大西亜玖璃さんから手を差し伸べられました

 十月某日、幕張メッセにて。

 A•ZU•NAのライブ&ファンミーティングに参加してきました。ファンミーティングパートではキャスト同士のやりとりに終始ニコニコしていたり、ライブパートでは様々な曲調の楽曲から七変化ユニットたるA•ZU•NAらしさを存分に感じとったりしていました。そして何より、座席がスタンド最前列ということもあり、トロッコに乗って会場を回るキャストとの距離が非常に近かったことが大変嬉しかったです。

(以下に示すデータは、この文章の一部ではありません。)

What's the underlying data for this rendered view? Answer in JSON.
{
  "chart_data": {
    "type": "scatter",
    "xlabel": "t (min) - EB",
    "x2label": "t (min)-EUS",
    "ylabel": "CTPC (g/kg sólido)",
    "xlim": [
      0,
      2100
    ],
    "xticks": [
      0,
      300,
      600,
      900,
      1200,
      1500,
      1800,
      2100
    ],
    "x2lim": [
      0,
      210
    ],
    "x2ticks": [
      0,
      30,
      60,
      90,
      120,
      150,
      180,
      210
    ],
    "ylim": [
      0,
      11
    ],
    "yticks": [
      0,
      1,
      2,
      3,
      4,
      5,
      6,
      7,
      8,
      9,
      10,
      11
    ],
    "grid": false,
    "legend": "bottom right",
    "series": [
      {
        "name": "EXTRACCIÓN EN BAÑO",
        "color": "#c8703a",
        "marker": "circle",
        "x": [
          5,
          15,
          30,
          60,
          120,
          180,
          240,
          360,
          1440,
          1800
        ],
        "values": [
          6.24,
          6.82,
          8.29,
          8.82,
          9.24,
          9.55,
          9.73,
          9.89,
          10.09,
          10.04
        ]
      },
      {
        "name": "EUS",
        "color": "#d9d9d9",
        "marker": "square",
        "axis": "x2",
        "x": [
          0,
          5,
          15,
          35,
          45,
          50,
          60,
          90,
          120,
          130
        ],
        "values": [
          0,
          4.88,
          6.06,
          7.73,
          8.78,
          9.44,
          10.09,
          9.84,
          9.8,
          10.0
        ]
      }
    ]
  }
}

 そして、ライブも最終盤、「全速ドリーマー」で今後一生忘れることのない出来事が起きます。私は基本的にライブ中よく手を斜め上方に突き出すような応援スタイルをとっているのですが、その時はトロッコにキャストが乗っていたこともあり、せっかくなので上ではなくキャストの方に手を突き出してみようと思いました。
 そうしていると、段々とトロッコに乗った大西亜玖璃さんが間近に近づいてきます。そして、本当に自分の目の前に差し掛かるという段階で、大西さんがこちらへと振り向きました。
 こちらを見た大西さんは、サッと、私の方へと腕を伸ばしていました。最初は曲のフリとこちらのタイミングが偶然一致しただけだと思っていましたが、大西さんの吸い込まれるような瞳が私をまっすぐに見つめていました。
 それを自覚した瞬間、私の中で全ての時が止まりました。そして、その停止した時の中でじわじわと実感が湧いてきます。「あれ、もしかして俺に手を伸ばしてくれている……?」と。もう、私はその瞳から目を離せなくなりました。衣装が「Say Good-Bye 涙」であり、表情もキリッとした凛々しい表情だったため、普段のかわいらしい印象とは大きく異なる、正しく「Say Good-Bye 涙」を歌う歩夢ちゃんのイメージそのものの大西さんがそこにいました。後に連番者に確認したところ、実際この場面は一瞬だったそうなのですが、少なくとも私にとってのそれは永遠とも言える一瞬でした。

 ライブが終了して今に至っても、あの瞬間が脳に焼き付いて離れません。もちろん、数あるファンサービスの中で、たまたま偶然自分にそれが向けられたのだということはわかっていますが、それでも向けられた側からすればこの上なく特別なものとなりました。おそらく、これから「全速ドリーマー」を聞くたびにあの瞬間がフラッシュバックしてきそうなので、まともな精神状態で曲を聞くことはできなくなるでしょう。キャストからのファンサービスがこんなにも魂を揺さぶってくるものだった、という至上の体験を与えていただいた大西亜玖璃さんにただただ感謝しております。